One of the most exclusive quantitative hedge funds is becoming even more private, closing the velvet ropes to a strategy containing some of its best trading algorithms.
PDT Partners, led by Peter Muller, has been returning money to investors in recent months and plans to manage its flagship strategy exclusively for employees, friends and family, people familiar with the matter said. The move relegates outside investors to funds using less profitable strategies, often based on longer-term trading signals.
The $6 billion firm said this year in regulatory filings that its main fund is “capacity constrained” and has periodically forced some investors to redeem money.
“Within a few years (and possibly sooner), we expect that all or almost all external investors in the PDT Partners Fund family (with the possible exception of certain friends and family investors) will be mandatorily redeemed in full,” PDT wrote in the filings.
PDT declined to comment through an external spokesperson.
With the move, PDT joins other systematic hedge funds that have made their best strategies off-limits to outside investors. D. E. Shaw & Co., Renaissance Technologies and Two Sigma are among the firms that have created proprietary funds from strategies previously available to clients, according to people familiar with the firms.
Renaissance, the more than $60 billion quantitative hedge fund founded by former mathematics professor Jim Simons, has barred external investors from its trademark Medallion fund since 2005. Its closest proxy, the Renaissance Institutional Equities Fund, has consistently lagged Medallion’s performance.

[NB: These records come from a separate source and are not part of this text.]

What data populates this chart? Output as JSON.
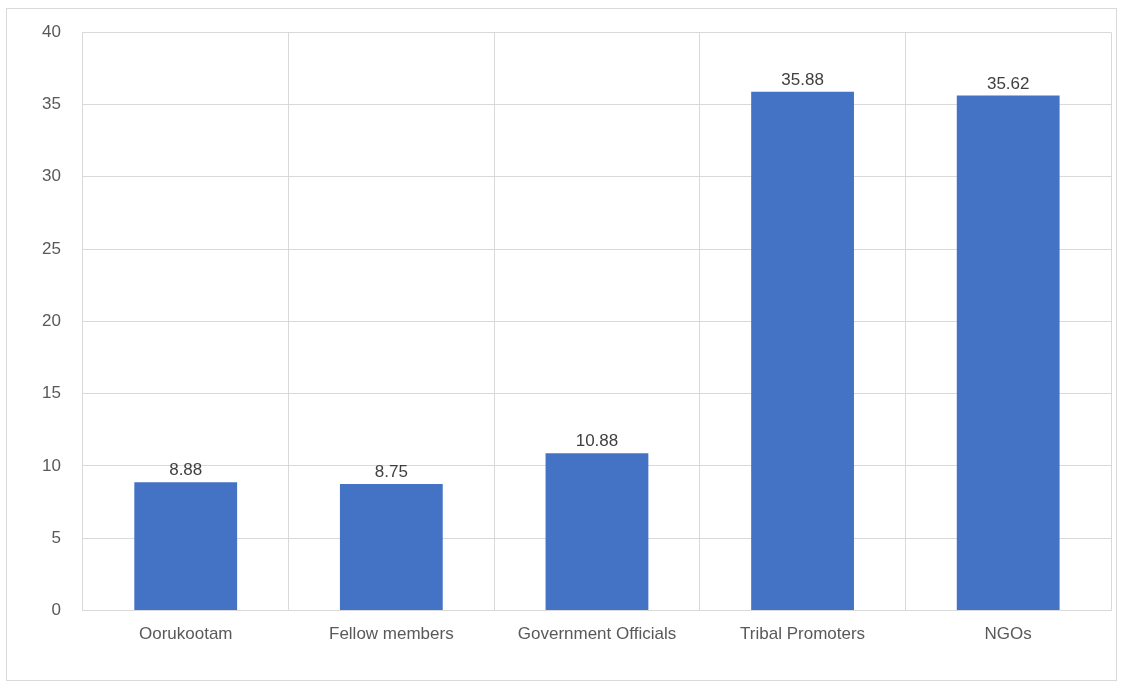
{
  "chart_data": {
    "type": "bar",
    "categories": [
      "Oorukootam",
      "Fellow members",
      "Government Officials",
      "Tribal Promoters",
      "NGOs"
    ],
    "values": [
      8.88,
      8.75,
      10.88,
      35.88,
      35.62
    ],
    "color": "#4472c4",
    "ylim": [
      0,
      40
    ],
    "yticks": [
      0,
      5,
      10,
      15,
      20,
      25,
      30,
      35,
      40
    ],
    "grid": true,
    "data_labels": true,
    "legend": false
  }
}
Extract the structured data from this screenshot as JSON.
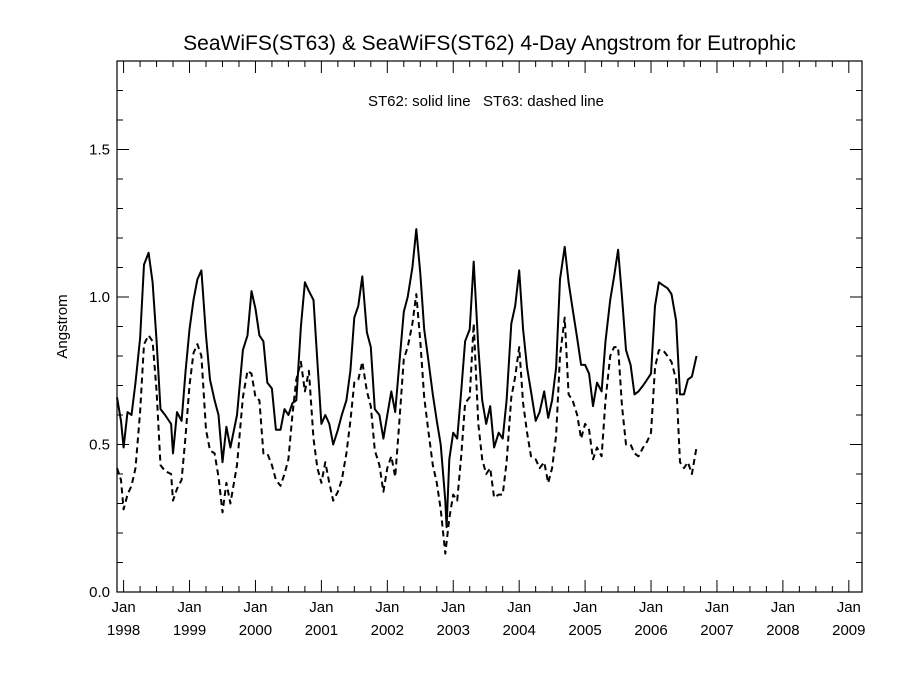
{
  "chart_data": {
    "type": "line",
    "title": "SeaWiFS(ST63) & SeaWiFS(ST62) 4-Day Angstrom for Eutrophic",
    "ylabel": "Angstrom",
    "xlabel": "",
    "annotation": "ST62: solid line   ST63: dashed line",
    "xlim": [
      1997.9,
      2009.2
    ],
    "ylim": [
      0.0,
      1.8
    ],
    "grid": false,
    "y_ticks": [
      {
        "value": 0.0,
        "label": "0.0"
      },
      {
        "value": 0.5,
        "label": "0.5"
      },
      {
        "value": 1.0,
        "label": "1.0"
      },
      {
        "value": 1.5,
        "label": "1.5"
      }
    ],
    "x_ticks": [
      {
        "value": 1998,
        "month": "Jan",
        "year": "1998"
      },
      {
        "value": 1999,
        "month": "Jan",
        "year": "1999"
      },
      {
        "value": 2000,
        "month": "Jan",
        "year": "2000"
      },
      {
        "value": 2001,
        "month": "Jan",
        "year": "2001"
      },
      {
        "value": 2002,
        "month": "Jan",
        "year": "2002"
      },
      {
        "value": 2003,
        "month": "Jan",
        "year": "2003"
      },
      {
        "value": 2004,
        "month": "Jan",
        "year": "2004"
      },
      {
        "value": 2005,
        "month": "Jan",
        "year": "2005"
      },
      {
        "value": 2006,
        "month": "Jan",
        "year": "2006"
      },
      {
        "value": 2007,
        "month": "Jan",
        "year": "2007"
      },
      {
        "value": 2008,
        "month": "Jan",
        "year": "2008"
      },
      {
        "value": 2009,
        "month": "Jan",
        "year": "2009"
      }
    ],
    "series": [
      {
        "name": "ST62",
        "style": "solid",
        "color": "#000000",
        "points": [
          [
            1997.9,
            0.66
          ],
          [
            1997.96,
            0.58
          ],
          [
            1998.0,
            0.49
          ],
          [
            1998.06,
            0.61
          ],
          [
            1998.12,
            0.6
          ],
          [
            1998.18,
            0.71
          ],
          [
            1998.25,
            0.86
          ],
          [
            1998.31,
            1.11
          ],
          [
            1998.38,
            1.15
          ],
          [
            1998.44,
            1.05
          ],
          [
            1998.5,
            0.85
          ],
          [
            1998.56,
            0.62
          ],
          [
            1998.63,
            0.6
          ],
          [
            1998.72,
            0.57
          ],
          [
            1998.75,
            0.47
          ],
          [
            1998.81,
            0.61
          ],
          [
            1998.88,
            0.58
          ],
          [
            1998.94,
            0.75
          ],
          [
            1999.0,
            0.89
          ],
          [
            1999.06,
            0.99
          ],
          [
            1999.12,
            1.06
          ],
          [
            1999.18,
            1.09
          ],
          [
            1999.25,
            0.87
          ],
          [
            1999.31,
            0.72
          ],
          [
            1999.38,
            0.65
          ],
          [
            1999.44,
            0.6
          ],
          [
            1999.5,
            0.44
          ],
          [
            1999.56,
            0.56
          ],
          [
            1999.62,
            0.49
          ],
          [
            1999.72,
            0.6
          ],
          [
            1999.81,
            0.82
          ],
          [
            1999.88,
            0.87
          ],
          [
            1999.94,
            1.02
          ],
          [
            2000.0,
            0.96
          ],
          [
            2000.06,
            0.87
          ],
          [
            2000.12,
            0.85
          ],
          [
            2000.18,
            0.71
          ],
          [
            2000.25,
            0.69
          ],
          [
            2000.31,
            0.55
          ],
          [
            2000.38,
            0.55
          ],
          [
            2000.44,
            0.62
          ],
          [
            2000.5,
            0.6
          ],
          [
            2000.56,
            0.64
          ],
          [
            2000.62,
            0.65
          ],
          [
            2000.69,
            0.9
          ],
          [
            2000.75,
            1.05
          ],
          [
            2000.81,
            1.02
          ],
          [
            2000.88,
            0.99
          ],
          [
            2000.94,
            0.78
          ],
          [
            2001.0,
            0.57
          ],
          [
            2001.06,
            0.6
          ],
          [
            2001.12,
            0.57
          ],
          [
            2001.18,
            0.5
          ],
          [
            2001.25,
            0.55
          ],
          [
            2001.31,
            0.6
          ],
          [
            2001.38,
            0.65
          ],
          [
            2001.44,
            0.75
          ],
          [
            2001.5,
            0.93
          ],
          [
            2001.56,
            0.97
          ],
          [
            2001.62,
            1.07
          ],
          [
            2001.69,
            0.88
          ],
          [
            2001.75,
            0.83
          ],
          [
            2001.81,
            0.62
          ],
          [
            2001.88,
            0.6
          ],
          [
            2001.94,
            0.52
          ],
          [
            2002.0,
            0.6
          ],
          [
            2002.06,
            0.68
          ],
          [
            2002.12,
            0.61
          ],
          [
            2002.18,
            0.77
          ],
          [
            2002.25,
            0.95
          ],
          [
            2002.31,
            1.0
          ],
          [
            2002.38,
            1.1
          ],
          [
            2002.44,
            1.23
          ],
          [
            2002.5,
            1.08
          ],
          [
            2002.56,
            0.89
          ],
          [
            2002.62,
            0.79
          ],
          [
            2002.69,
            0.67
          ],
          [
            2002.75,
            0.58
          ],
          [
            2002.81,
            0.5
          ],
          [
            2002.88,
            0.31
          ],
          [
            2002.9,
            0.22
          ],
          [
            2002.94,
            0.45
          ],
          [
            2003.0,
            0.54
          ],
          [
            2003.06,
            0.52
          ],
          [
            2003.12,
            0.68
          ],
          [
            2003.18,
            0.85
          ],
          [
            2003.25,
            0.89
          ],
          [
            2003.31,
            1.12
          ],
          [
            2003.38,
            0.83
          ],
          [
            2003.44,
            0.65
          ],
          [
            2003.5,
            0.57
          ],
          [
            2003.56,
            0.63
          ],
          [
            2003.62,
            0.49
          ],
          [
            2003.69,
            0.54
          ],
          [
            2003.75,
            0.52
          ],
          [
            2003.81,
            0.65
          ],
          [
            2003.88,
            0.91
          ],
          [
            2003.94,
            0.97
          ],
          [
            2004.0,
            1.09
          ],
          [
            2004.06,
            0.89
          ],
          [
            2004.12,
            0.76
          ],
          [
            2004.18,
            0.68
          ],
          [
            2004.25,
            0.58
          ],
          [
            2004.31,
            0.61
          ],
          [
            2004.38,
            0.68
          ],
          [
            2004.44,
            0.59
          ],
          [
            2004.5,
            0.65
          ],
          [
            2004.56,
            0.76
          ],
          [
            2004.62,
            1.06
          ],
          [
            2004.69,
            1.17
          ],
          [
            2004.75,
            1.05
          ],
          [
            2004.81,
            0.96
          ],
          [
            2004.88,
            0.86
          ],
          [
            2004.94,
            0.77
          ],
          [
            2005.0,
            0.77
          ],
          [
            2005.06,
            0.74
          ],
          [
            2005.12,
            0.63
          ],
          [
            2005.18,
            0.71
          ],
          [
            2005.25,
            0.68
          ],
          [
            2005.31,
            0.85
          ],
          [
            2005.38,
            0.99
          ],
          [
            2005.44,
            1.07
          ],
          [
            2005.5,
            1.16
          ],
          [
            2005.56,
            1.0
          ],
          [
            2005.62,
            0.82
          ],
          [
            2005.69,
            0.77
          ],
          [
            2005.75,
            0.67
          ],
          [
            2005.81,
            0.68
          ],
          [
            2005.88,
            0.7
          ],
          [
            2005.94,
            0.72
          ],
          [
            2006.0,
            0.74
          ],
          [
            2006.06,
            0.97
          ],
          [
            2006.12,
            1.05
          ],
          [
            2006.18,
            1.04
          ],
          [
            2006.25,
            1.03
          ],
          [
            2006.31,
            1.01
          ],
          [
            2006.38,
            0.92
          ],
          [
            2006.44,
            0.67
          ],
          [
            2006.5,
            0.67
          ],
          [
            2006.56,
            0.72
          ],
          [
            2006.62,
            0.73
          ],
          [
            2006.69,
            0.8
          ]
        ]
      },
      {
        "name": "ST63",
        "style": "dashed",
        "color": "#000000",
        "points": [
          [
            1997.9,
            0.42
          ],
          [
            1997.96,
            0.38
          ],
          [
            1998.0,
            0.28
          ],
          [
            1998.06,
            0.33
          ],
          [
            1998.12,
            0.36
          ],
          [
            1998.18,
            0.42
          ],
          [
            1998.25,
            0.61
          ],
          [
            1998.31,
            0.84
          ],
          [
            1998.38,
            0.87
          ],
          [
            1998.44,
            0.85
          ],
          [
            1998.5,
            0.68
          ],
          [
            1998.56,
            0.43
          ],
          [
            1998.63,
            0.41
          ],
          [
            1998.72,
            0.4
          ],
          [
            1998.75,
            0.31
          ],
          [
            1998.81,
            0.35
          ],
          [
            1998.88,
            0.38
          ],
          [
            1998.94,
            0.53
          ],
          [
            1999.0,
            0.7
          ],
          [
            1999.06,
            0.81
          ],
          [
            1999.12,
            0.84
          ],
          [
            1999.18,
            0.8
          ],
          [
            1999.25,
            0.55
          ],
          [
            1999.31,
            0.48
          ],
          [
            1999.38,
            0.47
          ],
          [
            1999.44,
            0.39
          ],
          [
            1999.5,
            0.27
          ],
          [
            1999.56,
            0.37
          ],
          [
            1999.62,
            0.3
          ],
          [
            1999.72,
            0.43
          ],
          [
            1999.81,
            0.66
          ],
          [
            1999.88,
            0.75
          ],
          [
            1999.94,
            0.74
          ],
          [
            2000.0,
            0.66
          ],
          [
            2000.06,
            0.65
          ],
          [
            2000.12,
            0.47
          ],
          [
            2000.18,
            0.47
          ],
          [
            2000.25,
            0.43
          ],
          [
            2000.31,
            0.38
          ],
          [
            2000.38,
            0.36
          ],
          [
            2000.44,
            0.4
          ],
          [
            2000.5,
            0.45
          ],
          [
            2000.56,
            0.6
          ],
          [
            2000.62,
            0.72
          ],
          [
            2000.69,
            0.78
          ],
          [
            2000.75,
            0.68
          ],
          [
            2000.81,
            0.75
          ],
          [
            2000.88,
            0.52
          ],
          [
            2000.94,
            0.42
          ],
          [
            2001.0,
            0.37
          ],
          [
            2001.06,
            0.44
          ],
          [
            2001.12,
            0.37
          ],
          [
            2001.18,
            0.31
          ],
          [
            2001.25,
            0.34
          ],
          [
            2001.31,
            0.38
          ],
          [
            2001.38,
            0.47
          ],
          [
            2001.44,
            0.58
          ],
          [
            2001.5,
            0.71
          ],
          [
            2001.56,
            0.72
          ],
          [
            2001.62,
            0.78
          ],
          [
            2001.69,
            0.68
          ],
          [
            2001.75,
            0.63
          ],
          [
            2001.81,
            0.48
          ],
          [
            2001.88,
            0.43
          ],
          [
            2001.94,
            0.34
          ],
          [
            2002.0,
            0.42
          ],
          [
            2002.06,
            0.46
          ],
          [
            2002.12,
            0.39
          ],
          [
            2002.18,
            0.57
          ],
          [
            2002.25,
            0.79
          ],
          [
            2002.31,
            0.83
          ],
          [
            2002.38,
            0.91
          ],
          [
            2002.44,
            1.01
          ],
          [
            2002.5,
            0.85
          ],
          [
            2002.56,
            0.66
          ],
          [
            2002.62,
            0.55
          ],
          [
            2002.69,
            0.43
          ],
          [
            2002.75,
            0.37
          ],
          [
            2002.81,
            0.28
          ],
          [
            2002.88,
            0.13
          ],
          [
            2002.94,
            0.25
          ],
          [
            2003.0,
            0.33
          ],
          [
            2003.06,
            0.31
          ],
          [
            2003.12,
            0.46
          ],
          [
            2003.18,
            0.64
          ],
          [
            2003.25,
            0.66
          ],
          [
            2003.31,
            0.91
          ],
          [
            2003.38,
            0.57
          ],
          [
            2003.44,
            0.45
          ],
          [
            2003.5,
            0.4
          ],
          [
            2003.56,
            0.42
          ],
          [
            2003.62,
            0.32
          ],
          [
            2003.69,
            0.33
          ],
          [
            2003.75,
            0.33
          ],
          [
            2003.81,
            0.44
          ],
          [
            2003.88,
            0.66
          ],
          [
            2003.94,
            0.73
          ],
          [
            2004.0,
            0.83
          ],
          [
            2004.06,
            0.64
          ],
          [
            2004.12,
            0.54
          ],
          [
            2004.18,
            0.46
          ],
          [
            2004.25,
            0.45
          ],
          [
            2004.31,
            0.42
          ],
          [
            2004.38,
            0.44
          ],
          [
            2004.44,
            0.37
          ],
          [
            2004.5,
            0.42
          ],
          [
            2004.56,
            0.53
          ],
          [
            2004.62,
            0.8
          ],
          [
            2004.69,
            0.93
          ],
          [
            2004.75,
            0.67
          ],
          [
            2004.81,
            0.65
          ],
          [
            2004.88,
            0.6
          ],
          [
            2004.94,
            0.52
          ],
          [
            2005.0,
            0.57
          ],
          [
            2005.06,
            0.55
          ],
          [
            2005.12,
            0.45
          ],
          [
            2005.18,
            0.49
          ],
          [
            2005.25,
            0.46
          ],
          [
            2005.31,
            0.65
          ],
          [
            2005.38,
            0.8
          ],
          [
            2005.44,
            0.83
          ],
          [
            2005.5,
            0.83
          ],
          [
            2005.56,
            0.63
          ],
          [
            2005.62,
            0.5
          ],
          [
            2005.69,
            0.5
          ],
          [
            2005.75,
            0.47
          ],
          [
            2005.81,
            0.46
          ],
          [
            2005.88,
            0.49
          ],
          [
            2005.94,
            0.51
          ],
          [
            2006.0,
            0.54
          ],
          [
            2006.06,
            0.76
          ],
          [
            2006.12,
            0.82
          ],
          [
            2006.18,
            0.82
          ],
          [
            2006.25,
            0.8
          ],
          [
            2006.31,
            0.78
          ],
          [
            2006.38,
            0.72
          ],
          [
            2006.44,
            0.44
          ],
          [
            2006.5,
            0.42
          ],
          [
            2006.56,
            0.44
          ],
          [
            2006.62,
            0.4
          ],
          [
            2006.69,
            0.49
          ]
        ]
      }
    ]
  }
}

Those divisions can create conflicts of interest between employees and clients, PDT and others caution. PDT says in filings it has created a “Conflicts Committee” to help resolve issues between its funds.
PDT began as the process-driven trading group at Morgan Stanley, making average annual returns of more than 20%. The group raised more than $2 billion as an independent firm after Dodd-Frank rules pushed Morgan Stanley and other banks to shed their proprietary trading divisions.
The firm’s main fund, PDT Partners, focuses on short-term and longer-term trades in stocks, futures and other derivatives, employing teams of mathematicians and scientists developing new signals based on pricing data and fundamental factors, such as earnings. Another fund, PDT Mosaic, uses many of the same algorithms except for the most fast-twitch trading signals.
In filings, PDT says the flagship fund has made higher returns than its other strategies and is expected to do so in the future. The fund has priority access to newly developed investment strategies and may even trade ahead of other PDT funds, according to the filings.
PDT’s main fund gained 26.7% last year and averaged more than 20% in the three years through 2018, according to one investor. PDT Mosaic made less than half of those performance gains last year, returning 12.6%, according to the investor.
It is unclear how soon PDT plans to remove the remaining clients from its flagship fund. Employees and related people made up the majority of its money earlier this year, according to regulatory filings.
One investor, the Teacher Retirement System of Texas, received more than $220 million back from the PDT Partners fund through the end of last year after investing an initial $125 million in 2012, according to documents obtained through public records requests. The pension also committed $175 million in 2016 to the PDT Mosaic fund, which had not returned any money, according to the documents.
Blackstone committed $500 million to PDT in 2012 without taking a stake in the firm, which it commonly does with investments of that size. A Blackstone spokesperson declined to comment on whether the investor has been affected by the changes.